Tuesday, December 1, 2015

Seventh grade


"The past is a foreign country: they do things differently there."
--L. P. Hartley

My brother visited me for Thanksgiving, bringing with him a gift beyond price -- a box full of old family photographs that we had feared lost.  Included were my class photographs for kindergarten and grades 1, 2, 3, 5, and 7.

I quickly digitalized the class photos, to avoid their disappearing once more, and cleaned them up digitally insofar as they had begun to fade or -- more noticeably -- discolor.

Then I allowed myself the luxury of losing myself in the photos, of studying every face, recalling names, and -- eventually -- trying to think once more as I had as a child.

All the photos bring back wonderful memories of myself at various stages -- at a time in one's life when two years growth is sufficient to change you from one person to another. 

I focused most intently, perhaps, on my seventh grade photograph -- partly because I find it easiest to identify now with the person I was then.  I see myself and my friends lined up in rows, each of us teetering on the brink of adolescence but still children in looks and -- in many ways -- in the ways our minds worked.

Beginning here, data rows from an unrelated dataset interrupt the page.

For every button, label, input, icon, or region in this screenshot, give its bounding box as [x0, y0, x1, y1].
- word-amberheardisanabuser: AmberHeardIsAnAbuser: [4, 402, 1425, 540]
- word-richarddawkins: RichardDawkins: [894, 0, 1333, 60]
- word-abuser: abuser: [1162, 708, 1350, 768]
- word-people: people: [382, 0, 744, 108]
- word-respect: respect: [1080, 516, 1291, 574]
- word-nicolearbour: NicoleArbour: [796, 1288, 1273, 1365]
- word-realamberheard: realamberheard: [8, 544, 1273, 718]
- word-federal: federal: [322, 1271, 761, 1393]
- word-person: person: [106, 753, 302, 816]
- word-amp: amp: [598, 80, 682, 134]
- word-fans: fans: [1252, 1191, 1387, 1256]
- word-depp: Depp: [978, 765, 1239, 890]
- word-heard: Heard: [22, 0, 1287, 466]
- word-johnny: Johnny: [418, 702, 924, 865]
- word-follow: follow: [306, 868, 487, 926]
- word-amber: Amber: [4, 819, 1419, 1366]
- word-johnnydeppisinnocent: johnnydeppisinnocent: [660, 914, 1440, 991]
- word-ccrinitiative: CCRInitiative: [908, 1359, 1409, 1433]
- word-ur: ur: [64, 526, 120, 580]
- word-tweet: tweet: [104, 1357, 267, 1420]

I can recognize almost every boy and girl in the photograph, and remember who I liked, who I disliked, and who I largely dismissed from my thoughts.  I can remember actual conversations I had with classmates, and with my teachers.  I can remember feeling more emotional at times than I would as an adult, but possessing a greater inclination to suppress those emotions. 

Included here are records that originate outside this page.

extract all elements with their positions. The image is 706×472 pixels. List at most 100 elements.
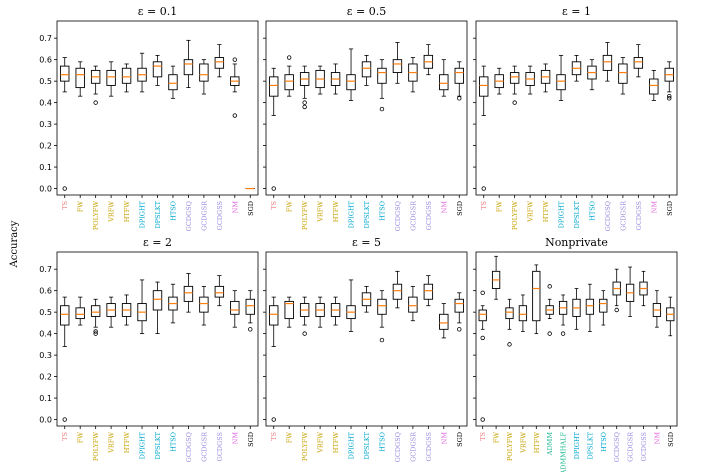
box-vrfw: VRFW xyxy=(525,65,535,223)
y-tick-label: 0.6 xyxy=(39,56,52,65)
outlier-point xyxy=(62,417,67,422)
box-iqr xyxy=(168,74,178,91)
plot-frame xyxy=(56,20,259,196)
box-nm: NM xyxy=(230,290,240,445)
box-polyfw: POLYFW xyxy=(90,298,101,461)
y-tick-label: 0.5 xyxy=(39,77,52,86)
box-htfw: HTFW xyxy=(330,63,341,222)
y-tick-label: 0.1 xyxy=(39,163,52,172)
panel-title: Nonprivate xyxy=(545,236,608,249)
x-category-label: POLYFW xyxy=(92,201,100,230)
outlier-point xyxy=(547,284,552,289)
box-iqr xyxy=(75,307,85,320)
box-admmhalf: ADMMHALF xyxy=(558,294,568,472)
box-gcdgsr: GCDGSR xyxy=(199,59,209,231)
outlier-point xyxy=(232,113,238,118)
x-category-label: FW xyxy=(77,201,85,213)
y-tick-label: 0.4 xyxy=(39,99,52,108)
box-dpight: DPIGHT xyxy=(137,52,147,228)
box-gcdgsq: GCDGSQ xyxy=(392,42,403,231)
outlier-point xyxy=(667,96,672,101)
box-iqr xyxy=(214,57,225,69)
box-gcdgsq: GCDGSQ xyxy=(183,39,194,231)
outlier-point xyxy=(302,100,307,105)
x-category-label: TS xyxy=(270,432,278,441)
box-fw: FW xyxy=(284,55,294,212)
y-tick-label: 0.7 xyxy=(39,265,52,274)
x-category-label: GCDGSR xyxy=(200,431,208,462)
x-category-label: DPIGHT xyxy=(139,431,147,459)
box-iqr xyxy=(361,61,372,78)
box-iqr xyxy=(284,300,294,320)
x-category-label: POLYFW xyxy=(511,201,519,230)
x-category-label: GCDGSS xyxy=(425,432,433,461)
x-category-label: HTSO xyxy=(600,432,608,452)
x-category-label: GCDGSR xyxy=(409,431,417,462)
outlier-point xyxy=(667,93,672,99)
x-category-label: SGD xyxy=(456,432,464,447)
plot-frame xyxy=(475,251,678,427)
y-axis-label: Accuracy xyxy=(9,220,20,268)
box-sgd: SGD xyxy=(454,61,464,216)
box-fw: FW xyxy=(75,61,85,213)
x-category-label: NM xyxy=(653,432,661,445)
outlier-point xyxy=(379,106,385,112)
box-iqr xyxy=(183,59,194,76)
outlier-point xyxy=(93,331,98,336)
box-iqr xyxy=(602,54,613,71)
box-iqr xyxy=(269,305,279,326)
x-category-label: TS xyxy=(61,201,69,210)
box-iqr xyxy=(106,69,116,86)
x-category-label: HTSO xyxy=(169,432,177,452)
x-category-label: SGD xyxy=(247,201,255,216)
box-dpslkt: DPSLKT xyxy=(152,281,163,460)
chart-panel-5: ε = 5 TS FW POLYFW VRFW HTFW DPIGHT DPSLKT HTSO G… xyxy=(263,236,468,462)
outlier-point xyxy=(547,331,552,336)
outlier-point xyxy=(248,327,253,332)
x-category-label: POLYFW xyxy=(301,432,309,461)
outlier-point xyxy=(93,329,98,334)
x-category-label: GCDGSQ xyxy=(185,201,193,231)
panel-title: ε = 0.1 xyxy=(138,5,177,18)
x-category-label: GCDGSQ xyxy=(604,201,612,231)
box-dpight: DPIGHT xyxy=(346,279,356,459)
x-category-label: DPSLKT xyxy=(363,431,371,459)
box-fw: FW xyxy=(284,296,294,443)
x-category-label: VRFW xyxy=(317,432,325,454)
box-dpslkt: DPSLKT xyxy=(571,54,582,229)
outlier-point xyxy=(457,327,462,332)
box-htso: HTSO xyxy=(377,59,387,221)
x-category-label: SGD xyxy=(456,201,464,216)
x-category-label: GCDGSS xyxy=(425,201,433,230)
box-dpslkt: DPSLKT xyxy=(361,285,372,460)
box-iqr xyxy=(532,270,541,322)
x-category-label: NM xyxy=(650,201,658,214)
box-vrfw: VRFW xyxy=(106,296,116,454)
chart-panel-4: ε = 2 0.0 0.1 0.2 0.3 0.4 0.5 0.6 0.7 TS FW POLYFW V… xyxy=(39,236,259,462)
x-category-label: SGD xyxy=(667,432,675,447)
x-category-label: GCDGSR xyxy=(200,200,208,231)
box-iqr xyxy=(284,74,294,91)
chart-panel-1: ε = 0.1 0.0 0.1 0.2 0.3 0.4 0.5 0.6 0.7 TS FW POLYF… xyxy=(39,5,259,231)
outlier-point xyxy=(457,96,462,101)
y-tick-label: 0.5 xyxy=(39,308,52,317)
x-category-label: DPIGHT xyxy=(348,200,356,228)
box-iqr xyxy=(392,283,403,300)
box-nm: NM xyxy=(230,57,240,213)
x-category-label: HTFW xyxy=(332,432,340,454)
x-category-label: DPSLKT xyxy=(573,200,581,228)
box-iqr xyxy=(439,74,449,91)
box-admm: ADMM xyxy=(545,284,554,456)
x-category-label: HTSO xyxy=(378,432,386,452)
x-category-label: NM xyxy=(231,432,239,445)
box-dpight: DPIGHT xyxy=(556,54,566,228)
outlier-point xyxy=(379,337,385,343)
box-gcdgsq: GCDGSQ xyxy=(612,268,621,462)
outlier-point xyxy=(271,417,276,422)
box-polyfw: POLYFW xyxy=(509,65,520,230)
box-polyfw: POLYFW xyxy=(299,65,310,230)
y-tick-label: 0.0 xyxy=(39,416,52,425)
box-htfw: HTFW xyxy=(121,63,132,222)
box-nm: NM xyxy=(439,303,449,444)
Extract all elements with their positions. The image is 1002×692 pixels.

In fifth and sixth grades, I had been in the "band and orchestra" class -- all kids taking instrumental music instruction were placed together.  As a result, my classmates were, relative to the rest of my community, disproportionately upper middle class.  But, moving to junior high school, the deck was reshuffled and my seventh grade classmates were -- to some degree -- noticeably less motivated and "refined." 

I recall being bothered by this perceived change in social status for maybe the first month, but I established good friendships in short order.  I was elected as class president and class representative to the boys' club ("Muchachos") in seventh grade, and to student council by largely the same students in eighth grade, so I have some evidence that I got along well with classmates.

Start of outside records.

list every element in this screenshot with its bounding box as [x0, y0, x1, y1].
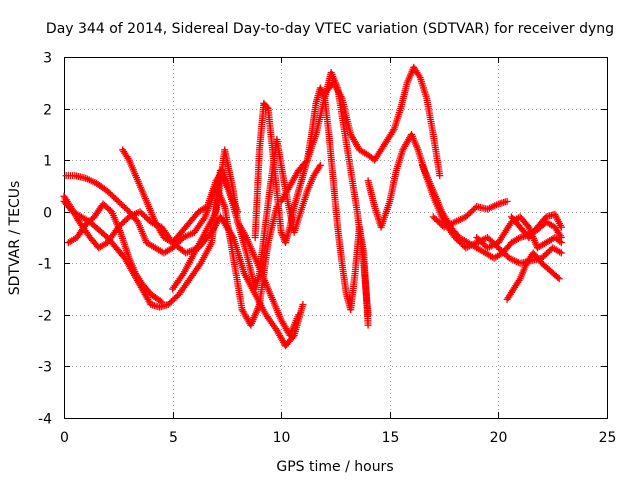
- series-arc-13: [473, 213, 565, 252]
- series-arc-11: [418, 161, 565, 267]
- y-tick-label: -1: [38, 257, 52, 273]
- data-point: [316, 161, 324, 169]
- series-arc-14: [503, 249, 563, 303]
- data-point: [156, 297, 164, 305]
- x-tick-label: 0: [60, 430, 69, 446]
- data-point: [295, 311, 303, 319]
- data-point: [364, 311, 372, 319]
- y-tick-label: -4: [38, 412, 52, 428]
- data-point: [158, 298, 166, 306]
- data-point: [436, 172, 444, 180]
- data-point: [503, 197, 511, 205]
- data-point: [555, 275, 563, 283]
- series-arc-4: [64, 200, 166, 306]
- data-point: [556, 237, 564, 245]
- data-point: [364, 321, 372, 329]
- y-tick-label: -3: [38, 360, 52, 376]
- y-tick-label: 2: [43, 103, 52, 119]
- y-axis-label: SDTVAR / TECUs: [7, 181, 23, 296]
- series-arc-15: [507, 210, 565, 241]
- x-tick-label: 10: [273, 430, 291, 446]
- y-tick-label: 3: [43, 51, 52, 67]
- x-tick-label: 25: [599, 430, 617, 446]
- x-tick-label: 5: [169, 430, 178, 446]
- y-tick-label: 0: [43, 206, 52, 222]
- series-arc-7: [251, 84, 372, 329]
- data-point: [299, 301, 307, 309]
- series-arc-8: [277, 68, 372, 319]
- data-point: [554, 273, 562, 281]
- data-point: [263, 103, 271, 111]
- series-arc-9: [321, 63, 444, 180]
- series-arc-12: [429, 197, 511, 231]
- data-point: [557, 239, 565, 247]
- axis-ticks: 0 5 10 15 20 25 -4 -3 -2 -1 0 1 2 3: [38, 51, 616, 447]
- data-point: [557, 223, 565, 231]
- chart-title: Day 344 of 2014, Sidereal Day-to-day VTE…: [46, 21, 614, 37]
- data-points: [60, 63, 565, 350]
- x-tick-label: 15: [382, 430, 400, 446]
- x-axis-label: GPS time / hours: [276, 459, 393, 475]
- x-tick-label: 20: [490, 430, 508, 446]
- data-point: [557, 249, 565, 257]
- y-tick-label: 1: [43, 154, 52, 170]
- plot-frame: [64, 57, 608, 419]
- y-tick-label: -2: [38, 309, 52, 325]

I remember facts about seventh grade, and my ambitions and dreams.  And I remember my feelings about classmates and about school in general.  But as I stare at my photo, I  recognize how hard it is to put myself now into that young boy's mind.  The gap is too great.  He knew a lot about a lot of things, but he didn't know yet the future, or his part in it.

I wish I could assure him that his future was going to be happy -- more successful and considerably more interesting than he imagined at that time.  And I wish I could warn him that he would be even happier later if he depended less in junior high on his natural abilities and curiosity, and learned to study even then in a more disciplined manner.  I wish that back then someone had thought of AP courses, where he would have competed --  would have been forced to compete -- with kids more similar to himself.  In some ways he lacked self confidence, but in others he was excessively certain of his own ability to BS his way through school.  Developing a certain amount of discipline in his studies in those early years would have paid off in the future,

So I stare at him, and I stare at him with inordinate fondness.  He was a bit lazy, but he was intelligent and possessed a curiosity that went well beyond schoolwork.  And he was, all in all, a pretty nice kid.

Good luck to you, my former self.  Rest assured that you're going to enjoy the years that lie ahead.